De prejudiciële beslissing van A-G Bobek is daaromtrent helder. Het huidige Nederlandse systeem waarin artikel 6:13 Awb het vooraf indienen van een zienswijze als voorwaarde stelt voor toegang tot de bestuursrechter, is in strijd met Europees recht en het Verdrag van Aarhus. Zowel artikel 9 lid 2 van het Verdrag, als artikel 11 van richtlijn 2011/92 en artikel 25 van richtlijn 2010/75 verzetten zich volgens A-G Bobek tegen het stellen van voorwaarden in het nationale recht die het recht op toegang tot de rechter voor belanghebbenden afhankelijk stellen van eerdere deelname aan procedures. Volgens de A-G leidt dit criterium ertoe dat de eerste bestuurlijke fase en de tweede gerechtelijke fase onterecht ineen worden geschoven door deelname aan de tweede fase afhankelijk te maken van deelname aan de eerste fase.

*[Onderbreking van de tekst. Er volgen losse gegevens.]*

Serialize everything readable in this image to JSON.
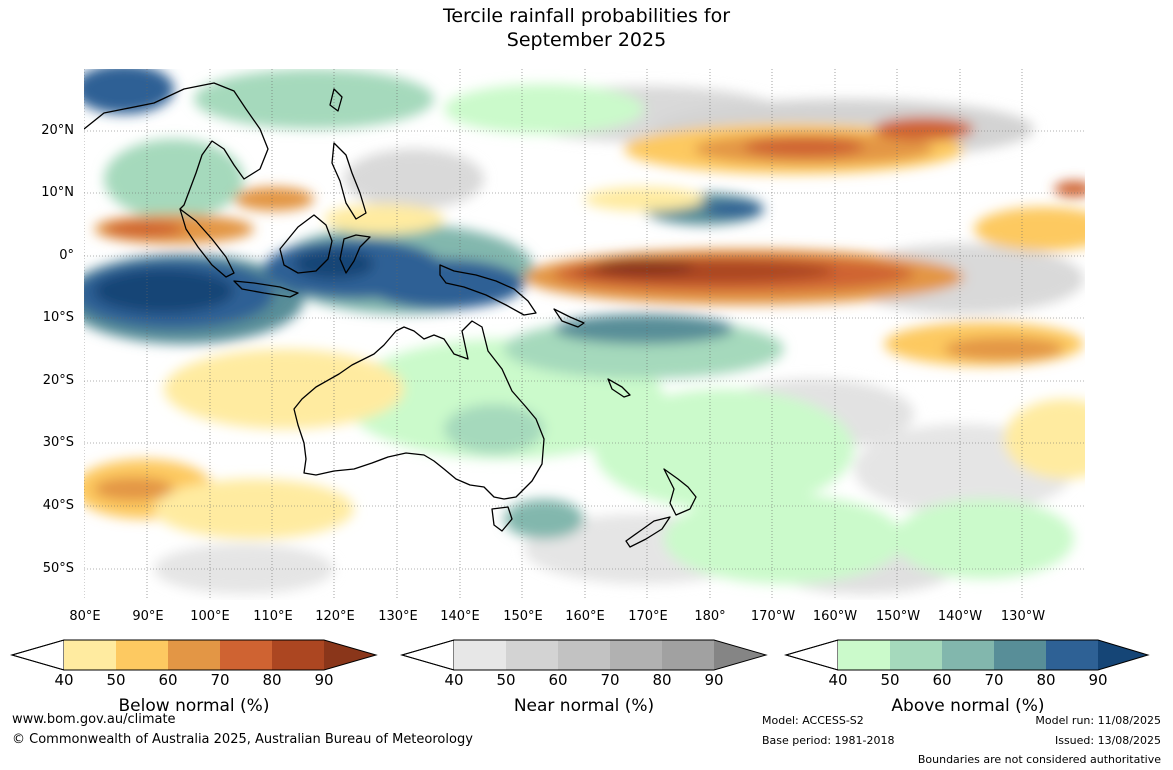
{
  "title_line1": "Tercile rainfall probabilities for",
  "title_line2": "September 2025",
  "lat_labels": [
    "20°N",
    "10°N",
    "0°",
    "10°S",
    "20°S",
    "30°S",
    "40°S",
    "50°S"
  ],
  "lon_labels": [
    "80°E",
    "90°E",
    "100°E",
    "110°E",
    "120°E",
    "130°E",
    "140°E",
    "150°E",
    "160°E",
    "170°E",
    "180°",
    "170°W",
    "160°W",
    "150°W",
    "140°W",
    "130°W"
  ],
  "colorbars": {
    "below": {
      "title": "Below normal (%)",
      "ticks": [
        "40",
        "50",
        "60",
        "70",
        "80",
        "90"
      ],
      "colors": [
        "#ffeba0",
        "#fdc961",
        "#e39645",
        "#cf6332",
        "#ac4621",
        "#8a361a"
      ]
    },
    "near": {
      "title": "Near normal (%)",
      "ticks": [
        "40",
        "50",
        "60",
        "70",
        "80",
        "90"
      ],
      "colors": [
        "#e7e7e7",
        "#d3d3d3",
        "#c2c2c2",
        "#b1b1b1",
        "#a1a1a1",
        "#858585"
      ]
    },
    "above": {
      "title": "Above normal (%)",
      "ticks": [
        "40",
        "50",
        "60",
        "70",
        "80",
        "90"
      ],
      "colors": [
        "#cbfacb",
        "#a5d9bc",
        "#82b7ad",
        "#588e98",
        "#2e6195",
        "#154576"
      ]
    }
  },
  "footer": {
    "website": "www.bom.gov.au/climate",
    "copyright": "© Commonwealth of Australia 2025, Australian Bureau of Meteorology",
    "model": "Model: ACCESS-S2",
    "base_period": "Base period: 1981-2018",
    "model_run": "Model run: 11/08/2025",
    "issued": "Issued: 13/08/2025",
    "boundaries": "Boundaries are not considered authoritative"
  }
}
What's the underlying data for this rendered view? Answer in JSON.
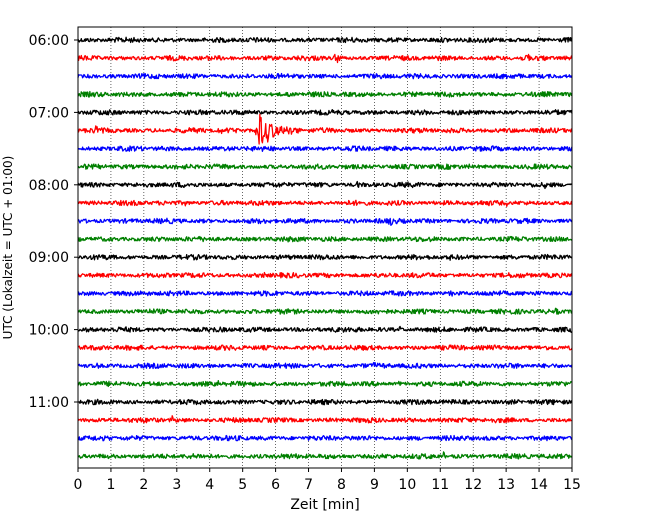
{
  "chart_data": {
    "type": "line",
    "title": "",
    "xlabel": "Zeit  [min]",
    "ylabel": "UTC (Lokalzeit = UTC + 01:00)",
    "xlim": [
      0,
      15
    ],
    "x_ticks": [
      0,
      1,
      2,
      3,
      4,
      5,
      6,
      7,
      8,
      9,
      10,
      11,
      12,
      13,
      14,
      15
    ],
    "x_tick_labels": [
      "0",
      "1",
      "2",
      "3",
      "4",
      "5",
      "6",
      "7",
      "8",
      "9",
      "10",
      "11",
      "12",
      "13",
      "14",
      "15"
    ],
    "y_tick_labels": [
      "06:00",
      "07:00",
      "08:00",
      "09:00",
      "10:00",
      "11:00"
    ],
    "y_tick_rows": [
      0,
      4,
      8,
      12,
      16,
      20
    ],
    "grid": {
      "x": true,
      "style": "dotted"
    },
    "row_interval_min": 15,
    "row_colors": [
      "#000000",
      "#ff0000",
      "#0000ff",
      "#008000"
    ],
    "traces": [
      {
        "start": "06:00",
        "events": []
      },
      {
        "start": "06:15",
        "events": [
          {
            "t": 4.05,
            "amp": 0.35
          },
          {
            "t": 7.85,
            "amp": 0.75
          },
          {
            "t": 13.7,
            "amp": 0.5
          }
        ]
      },
      {
        "start": "06:30",
        "events": []
      },
      {
        "start": "06:45",
        "events": [
          {
            "t": 6.4,
            "amp": 0.45
          }
        ]
      },
      {
        "start": "07:00",
        "events": []
      },
      {
        "start": "07:15",
        "events": [
          {
            "t": 0.55,
            "amp": 0.4
          },
          {
            "t": 4.3,
            "amp": 0.55
          },
          {
            "t": 5.45,
            "amp": 2.0
          },
          {
            "t": 14.35,
            "amp": 0.45
          }
        ]
      },
      {
        "start": "07:30",
        "events": [
          {
            "t": 3.3,
            "amp": 0.35
          }
        ]
      },
      {
        "start": "07:45",
        "events": [
          {
            "t": 0.8,
            "amp": 0.3
          },
          {
            "t": 11.9,
            "amp": 0.3
          }
        ]
      },
      {
        "start": "08:00",
        "events": [
          {
            "t": 8.5,
            "amp": 0.35
          },
          {
            "t": 14.2,
            "amp": 0.3
          }
        ]
      },
      {
        "start": "08:15",
        "events": [
          {
            "t": 3.25,
            "amp": 0.3
          },
          {
            "t": 13.0,
            "amp": 0.3
          }
        ]
      },
      {
        "start": "08:30",
        "events": [
          {
            "t": 9.5,
            "amp": 0.35
          }
        ]
      },
      {
        "start": "08:45",
        "events": []
      },
      {
        "start": "09:00",
        "events": [
          {
            "t": 0.7,
            "amp": 0.45
          },
          {
            "t": 11.25,
            "amp": 0.35
          }
        ]
      },
      {
        "start": "09:15",
        "events": [
          {
            "t": 5.65,
            "amp": 0.4
          }
        ]
      },
      {
        "start": "09:30",
        "events": [
          {
            "t": 0.3,
            "amp": 0.3
          },
          {
            "t": 11.35,
            "amp": 0.4
          }
        ]
      },
      {
        "start": "09:45",
        "events": [
          {
            "t": 14.55,
            "amp": 0.4
          }
        ]
      },
      {
        "start": "10:00",
        "events": [
          {
            "t": 7.85,
            "amp": 0.4
          },
          {
            "t": 8.85,
            "amp": 0.4
          },
          {
            "t": 9.75,
            "amp": 0.35
          }
        ]
      },
      {
        "start": "10:15",
        "events": [
          {
            "t": 12.6,
            "amp": 0.4
          }
        ]
      },
      {
        "start": "10:30",
        "events": [
          {
            "t": 0.6,
            "amp": 0.35
          },
          {
            "t": 9.0,
            "amp": 0.35
          }
        ]
      },
      {
        "start": "10:45",
        "events": [
          {
            "t": 4.25,
            "amp": 0.3
          },
          {
            "t": 9.75,
            "amp": 0.4
          }
        ]
      },
      {
        "start": "11:00",
        "events": []
      },
      {
        "start": "11:15",
        "events": [
          {
            "t": 2.85,
            "amp": 0.3
          },
          {
            "t": 10.7,
            "amp": 0.45
          }
        ]
      },
      {
        "start": "11:30",
        "events": [
          {
            "t": 0.9,
            "amp": 0.3
          }
        ]
      },
      {
        "start": "11:45",
        "events": [
          {
            "t": 11.1,
            "amp": 0.4
          }
        ]
      }
    ]
  }
}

Daar komt nog bovenop dat milieuorganisaties die tot ‘het betrokken publiek’ behoren (belanghebbende zijn) op grond van artikel 9 lid 2 van het Verdrag van Aarhus automatische procesbevoegdheid verkrijgen. A-G Bobek merkt op dat het lijnrecht tegen deze bepaling in gaat om deze verkregen geprivilegieerde procesbevoegdheid vervolgens weer afhankelijk te maken van de voorwaarde dat de milieuorganisatie een zienswijze heeft ingediend.
Mogelijke gevolgen voor de praktijk
Als het Hof van Justitie van de Europese Unie de conclusie van A-G Bobek volgt, kan dit in de Nederlandse rechtspraktijk op het gebied van milieuzaken aanzienlijke veranderingen teweeg brengen. Aan belanghebbende milieuorganisaties kan dan immers niet langer de toegang tot de bestuursrechter worden ontzegd met als reden dat de zienswijze in de bestuurlijke fase ontbrak. Voor nu is het echter afwachten wat het Hof van de zaak vindt. Wordt dus vervolgd!
Raadpleeg hier de conclusie van de Advocaat-Generaal van 2 juli 2020, ECLI:EU:C:2020:514 en hier de bodemzaak waarin de Rechtbank Limburg de prejudiciële vragen stelt, ECLI:NL:RBLIM:2018:12159.